With maturity, I see the importance of this point. At 18 I was determined to enter a mixed college at Oxford, to leave the “stigma” of a secluded education behind me. Once there, I found myself out-talked by young men, left under-confident by my male tutors, and now have only one good (female) friend from that time. My social life was built around my college boyfriend, and the friends we shared. When we finished, it finished. My schoolfriends, on the other hand, are still part of my life.
Interestingly, Sutherland is taking the skills developed in girls’ schools into a mixed environment. At Perse Girls’ (ranked 14th in the country by the FT) the school for 11- to 16-year-olds will remain single-sex but a new mixed sixth form is being developed on a separate site. Sutherland contends that girls’ schools have a style that has much to offer in a successful mixed school. ”There are things that girls’ schools do well - they promote individual learning, they don’t regiment, they are good at listening.”
Even so, the Stephen Perse Sixth Form College is a bold venture: “Translating what is good about a girls’ school to a mixed environment is almost unheard of,” says Sutherland. She and her team have recruited an ex-deputy headmaster of a former boys’ school as a consultant because, “we didn’t know enough about a good mixed sixth form - although that’s not something boys’ schools ever worry about when they set themselves up as co-ed!”
But what’s happening at the Perse school is heartening - if co-education is on the increase, haven’t the women who run girls’ schools got just as much to offer as the men who run boys’ schools?

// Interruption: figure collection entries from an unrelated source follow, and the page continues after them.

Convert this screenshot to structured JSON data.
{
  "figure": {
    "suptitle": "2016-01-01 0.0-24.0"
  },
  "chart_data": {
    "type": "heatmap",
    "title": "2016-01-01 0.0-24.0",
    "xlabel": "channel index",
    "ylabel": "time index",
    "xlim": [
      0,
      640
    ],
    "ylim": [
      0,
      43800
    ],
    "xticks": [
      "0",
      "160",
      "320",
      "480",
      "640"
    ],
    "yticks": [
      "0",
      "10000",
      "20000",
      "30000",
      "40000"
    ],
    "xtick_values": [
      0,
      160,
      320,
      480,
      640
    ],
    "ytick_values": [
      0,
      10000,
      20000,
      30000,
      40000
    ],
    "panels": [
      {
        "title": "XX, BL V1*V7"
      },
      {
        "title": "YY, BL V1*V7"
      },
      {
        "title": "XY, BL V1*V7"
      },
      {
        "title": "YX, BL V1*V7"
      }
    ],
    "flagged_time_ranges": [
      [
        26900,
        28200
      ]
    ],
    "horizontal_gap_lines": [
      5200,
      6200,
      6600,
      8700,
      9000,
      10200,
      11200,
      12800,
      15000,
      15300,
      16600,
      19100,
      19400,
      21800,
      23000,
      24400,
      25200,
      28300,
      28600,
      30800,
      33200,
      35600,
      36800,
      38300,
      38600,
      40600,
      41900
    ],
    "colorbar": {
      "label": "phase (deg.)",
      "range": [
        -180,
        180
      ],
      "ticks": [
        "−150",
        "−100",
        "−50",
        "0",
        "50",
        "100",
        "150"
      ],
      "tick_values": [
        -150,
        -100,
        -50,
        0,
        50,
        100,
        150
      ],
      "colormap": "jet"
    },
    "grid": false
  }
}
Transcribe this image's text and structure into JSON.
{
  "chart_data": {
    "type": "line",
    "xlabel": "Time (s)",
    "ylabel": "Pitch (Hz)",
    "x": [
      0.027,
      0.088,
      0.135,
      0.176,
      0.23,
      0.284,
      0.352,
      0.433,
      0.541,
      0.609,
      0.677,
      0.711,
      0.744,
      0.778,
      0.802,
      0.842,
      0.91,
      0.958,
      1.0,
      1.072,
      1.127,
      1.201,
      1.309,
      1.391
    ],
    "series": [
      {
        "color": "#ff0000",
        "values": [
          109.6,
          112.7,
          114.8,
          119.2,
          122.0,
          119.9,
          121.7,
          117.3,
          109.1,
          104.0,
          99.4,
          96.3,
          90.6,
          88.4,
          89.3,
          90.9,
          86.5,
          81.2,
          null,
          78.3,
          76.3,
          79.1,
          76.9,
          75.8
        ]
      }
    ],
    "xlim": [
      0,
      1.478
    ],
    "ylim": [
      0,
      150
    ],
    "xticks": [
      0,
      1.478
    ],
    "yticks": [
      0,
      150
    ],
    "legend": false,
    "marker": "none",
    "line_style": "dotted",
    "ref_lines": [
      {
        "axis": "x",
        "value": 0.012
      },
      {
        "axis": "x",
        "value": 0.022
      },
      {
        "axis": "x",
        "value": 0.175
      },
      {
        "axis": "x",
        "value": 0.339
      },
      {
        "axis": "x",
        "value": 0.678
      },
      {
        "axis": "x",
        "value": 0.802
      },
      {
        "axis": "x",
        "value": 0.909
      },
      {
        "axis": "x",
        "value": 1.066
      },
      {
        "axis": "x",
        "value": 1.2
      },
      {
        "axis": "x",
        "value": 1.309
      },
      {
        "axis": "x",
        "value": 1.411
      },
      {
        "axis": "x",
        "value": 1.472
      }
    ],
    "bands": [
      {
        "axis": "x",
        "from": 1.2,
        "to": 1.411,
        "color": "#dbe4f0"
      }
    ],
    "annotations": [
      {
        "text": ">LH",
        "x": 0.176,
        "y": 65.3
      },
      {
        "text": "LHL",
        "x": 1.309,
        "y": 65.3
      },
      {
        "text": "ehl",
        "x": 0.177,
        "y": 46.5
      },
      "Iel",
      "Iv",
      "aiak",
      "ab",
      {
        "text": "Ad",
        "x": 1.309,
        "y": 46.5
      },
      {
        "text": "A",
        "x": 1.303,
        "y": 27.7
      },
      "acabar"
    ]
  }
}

At the Alice Ottley School, I talk to a group of senior girls about the changes. Biddy Briggs, in year 10, says: “We have learnt about the history of the school, and I hope children are still taught that.” She’s glad that she’s made “strong friendships with girls” and we all agree that this is one of the huge pluses of the girls-only environment.
Brogan Simpson, the deputy head girl, adds: “I feel at home here. Girls’ education suits us, but I know it isn’t for everyone.” In fact, all the girls are keen on the principle of single-sex education and, while upbeat about the new mixed school, all insist they would choose girls’ schools for their own daughters. I suggest they might change their minds once they have their own children - after all, if all ex-pupils of girls’ schools thought like these young women do now, there wouldn’t be a problem keeping this school open.
Or they might grow up to feel (as I do) that it’s more important for children to feel part of their immediate community. We live in inner London and my world feels vastly different from the overwhelmingly white environs of Worcestershire. My daughter is at our local inner-London primary school, where the pupils come from many ethnic and social backgrounds.
The summer term has now finished at Alice Ottley. The school ended its independent days with formal prizegiving, followed by a big party for all the girls. With the summer holidays under way, a couple of gateways will be knocked through the wall that has separated boys and girls for more than a century. Generations of girls had dreamt about that miraculous development, as they threw notes over the high wall, or shouted to boys on the other side. Now the holes are about to become a reality, I can see why today’s pupils are hesitant.
Something precious - the informality, the friendliness, the calm - is lost every time the life of a dedicated women’s institution comes to an end. Perhaps the full importance of that loss, that silent void, will one day be fully recognised by the noisy, hierarchical, mixed world that rushes in to fill up the space.